SantÉ, Le DÉni Gouvernemental Permanent

Affronter la réalité est bien plus difficile que de garder les yeux grands fermés (eyes wide shut).

Depuis toujours, notre pays vit au rythme de fautes médicales répétitives, de moins en moins acceptées par l’opinion publique. Parmi les plus récentes ayant retenu l’attention de la presse, on peut citer l’affaire dite Aïcha Diallo à l’hôpital de Pikine, les décès de nouveau-nés lors de l’incendie du service pédiatrique de l’hôpital Magatte Lô de Linguère et au début de ce mois, le décès malencontreux d’une femme enceinte à l’hôpital Amadou Sakhir Mbaye de Louga. Ce dernier drame est venu exacerber le bouillonnement social sans précédent que connaît le secteur de la Santé et de l’Action sociale, ce qui lui a conféré une résonance particulière.

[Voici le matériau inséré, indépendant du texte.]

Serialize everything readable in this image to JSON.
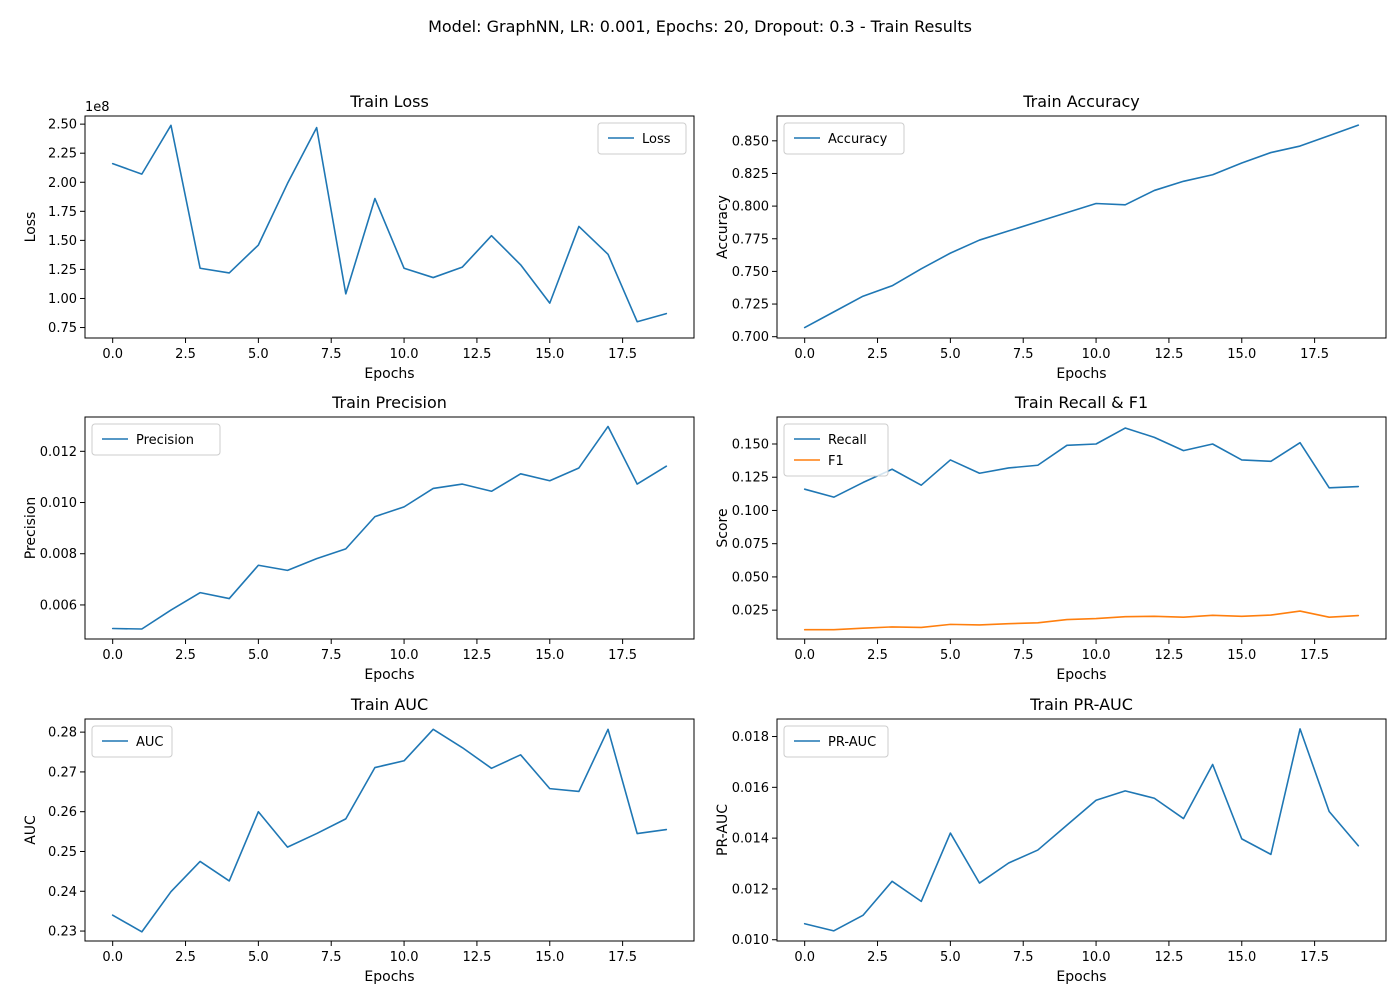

Et pour cause ! Car face à l’ampleur de la clameur publique, le chef de l’État et son ministre en charge de la Santé ont choisi de faire du directeur de l’hôpital concerné et de certains membres de son personnel, les boucs émissaires d’une situation, dont ils ne sont que très marginalement responsables.

De fait, depuis le début de mise en œuvre des plans d’ajustement structurel dans notre pays, au milieu des années 80, tous les services publics connaissent une lente descente aux enfers,  particulièrement notre système sanitaire,  qui végète dans une crise profonde, à laquelle les gouvernements successifs n’ont encore pu apporter de solution satisfaisante. Face à cette situation imputable au premier chef aux pouvoirs publics, les syndicats de travailleurs, les organisations communautaires et les associations de consommateurs n’ont pas toujours été à la hauteur. Ils ont, la plupart du temps, assisté, impassibles, au désengagement de l’État dans le financement du système sanitaire,  dissimulé derrière la construction de quelques infrastructures imposantes, qui s’avèrent presque toujours être des coquilles vides sans personnel suffisant ni équipements conformes.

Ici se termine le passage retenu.